Altro capitolo che meriterebbe un approfondimento è la valutazione. Il meccanismo messo in piedi è già di per sé discutibile: l’Anvur, l’agenzia che si occupa della valutazione dell’Università, ha da più parti ricevuto critiche per il fatto di non essere realmente indipendente e di utilizzare criteri rivedibili (tesi avallate anche dall’associazione europea delle agenzie di valutazione, l’Enqa). Le Università andrebbero valutate rispetto a parametri oggettivi e che tengano delle differenze preesistenti mentre, invece, si preferisce valutare tra l’altro la capacità di ottenere finanziamenti esterni, quando si dovrebbe partire da un piano straordinario di investimenti in cui successivamente inserire una valutazione seria e non discriminante.
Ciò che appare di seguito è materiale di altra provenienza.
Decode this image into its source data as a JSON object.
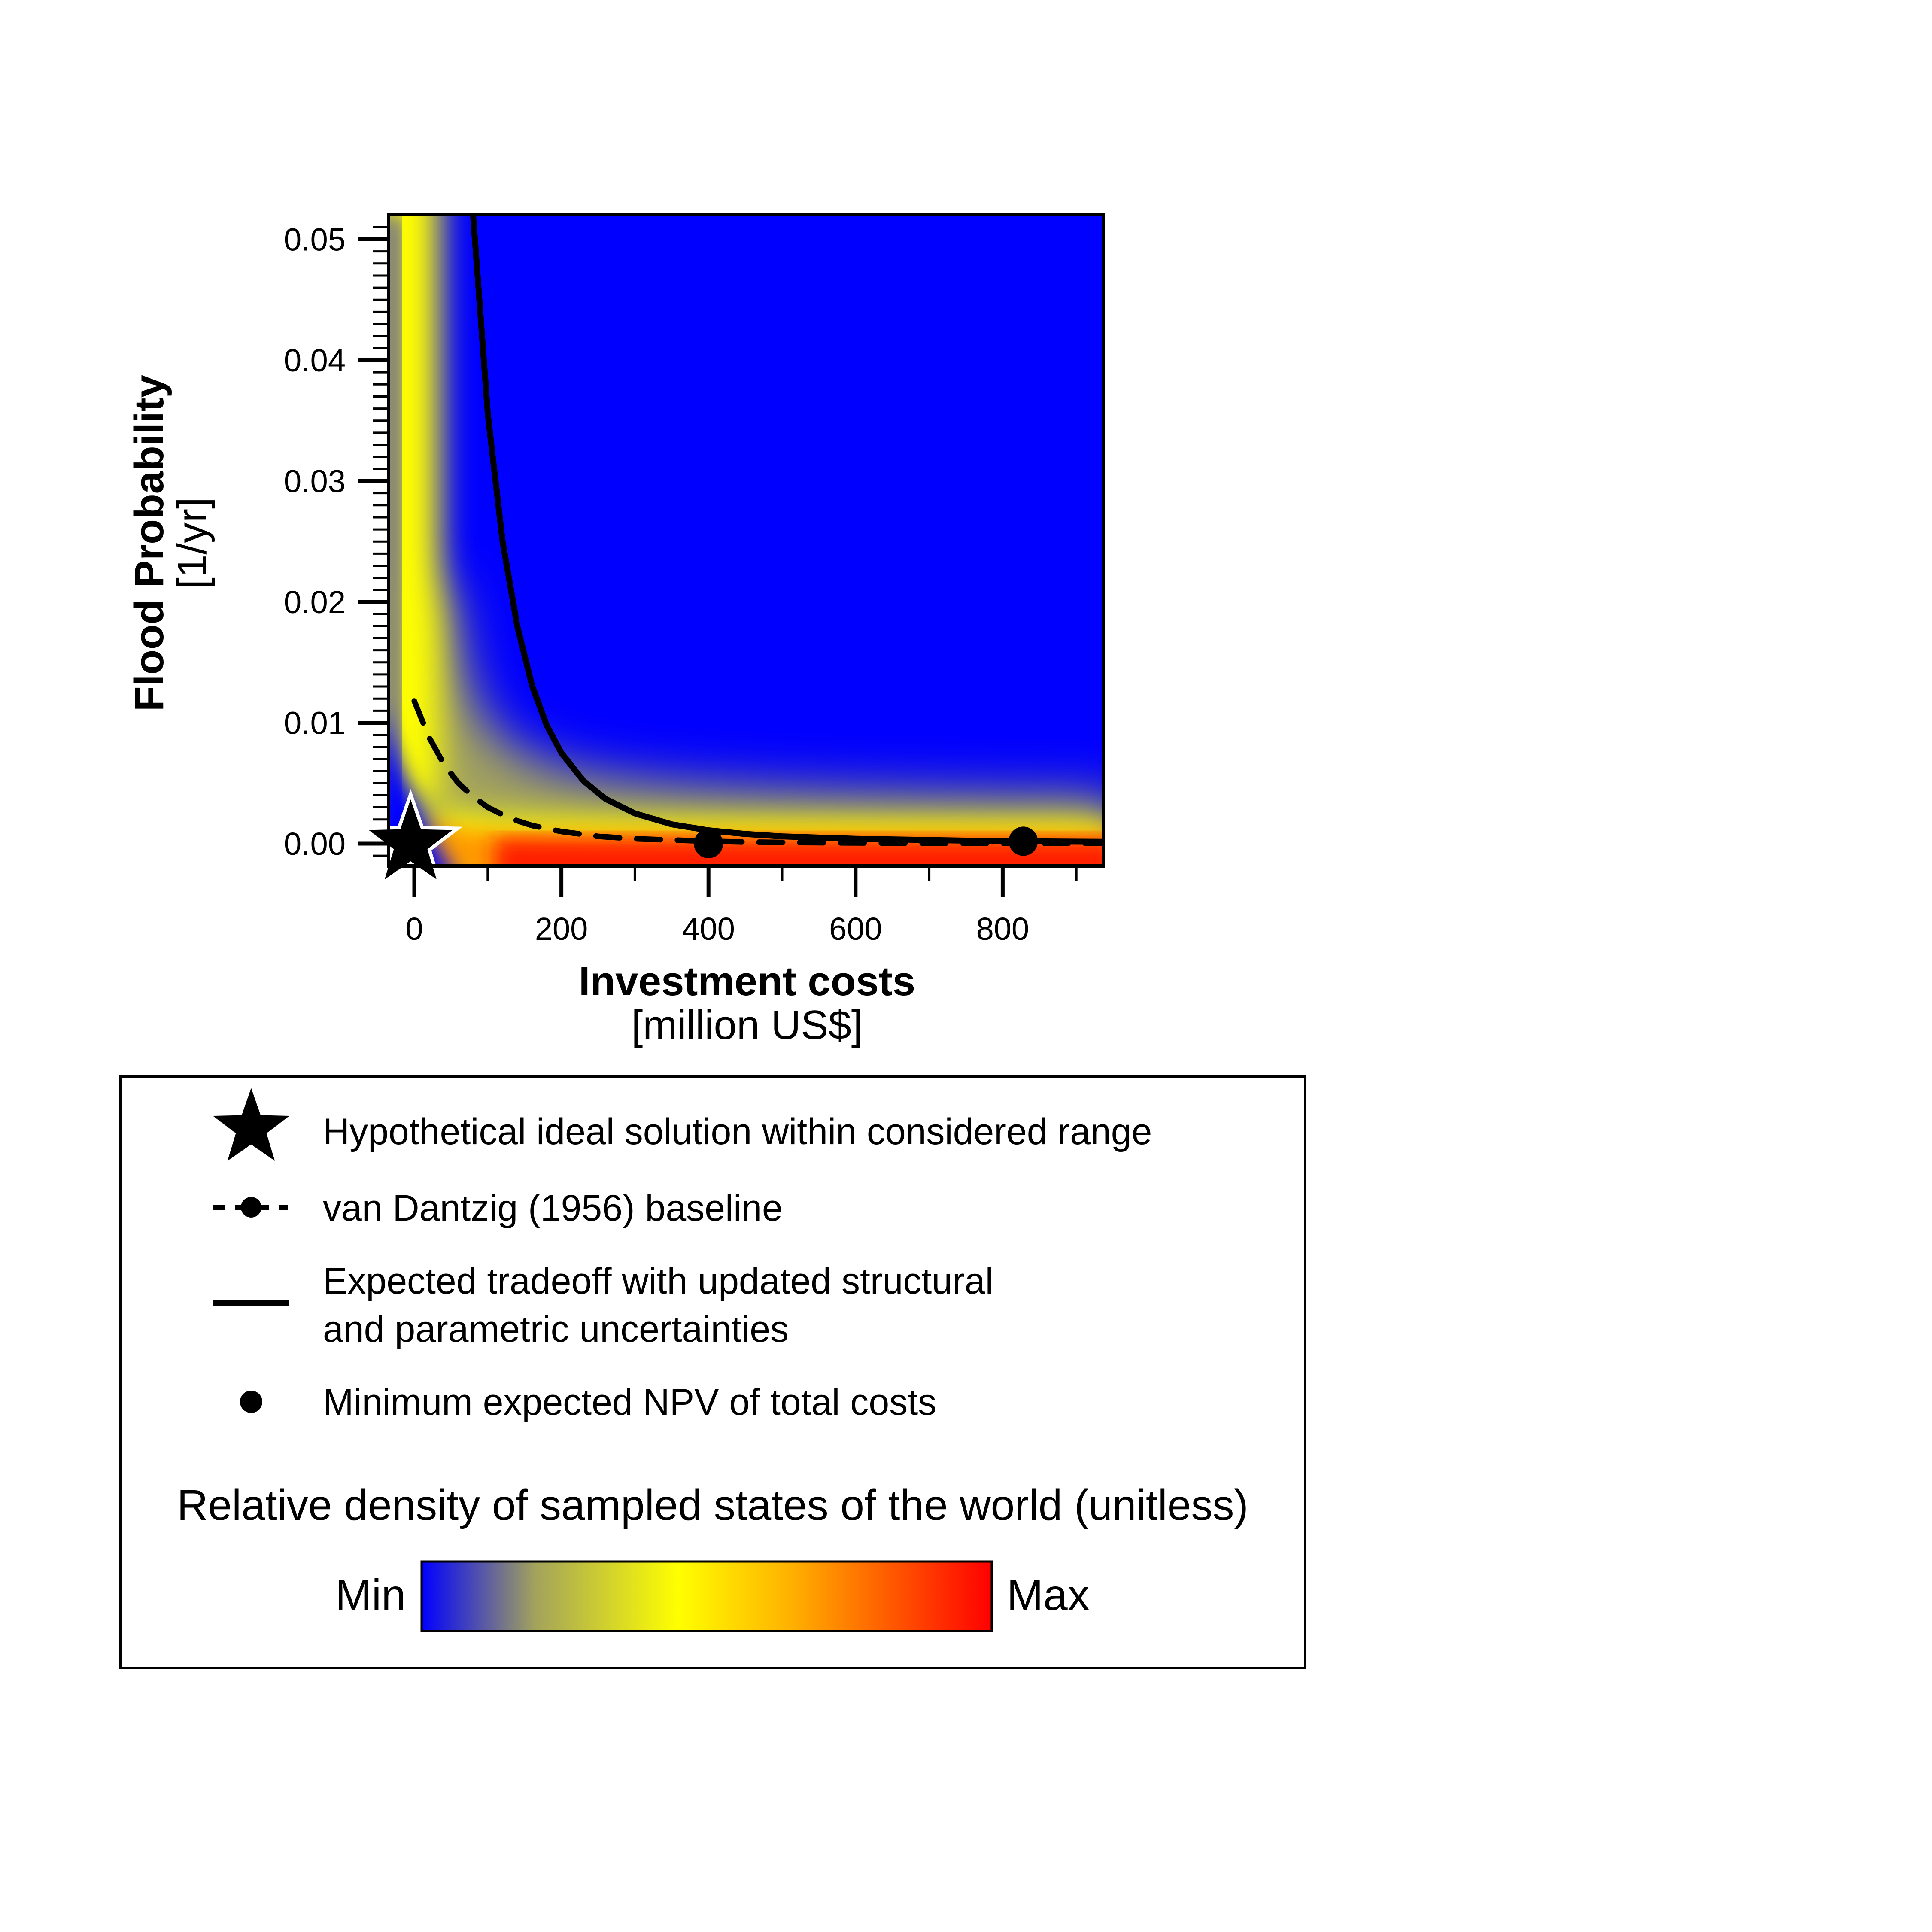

In sintesi, si è creato un sistema competitivo in cui il Mezzogiorno è destinato ad essere sconfitto per il semplice fatto di non partire alla pari con il resto del Paese e il cui risultato è il drenaggio di risorse dal Sud verso il Nord.

Il fatto più grave è che la questione meridionale viene spesso derubricata come una tematica territoriale, quando dovrebbe essere interesse di tutti risolvere i problemi e i ritardi di una parte del Paese. Tanta responsabilità hanno la politica e le classi dirigenti meridionali, come le Università che male hanno interpretato ed attuato l’autonomia, ma sarebbe anche ora di ricominciare a parlare in modo serio di Mezzogiorno e sarebbe anche molto bello se ciò potesse avvenire partendo dal mondo universitario, proprio come avvenuto nelle ultime settimane.

Gli studenti meridionali oggi dicono “vogliamo restare”. Il dovere di una comunità civile è ascoltare chi chiede soltanto la possibilità di poter scegliere. è una questione di giustizia e libertà.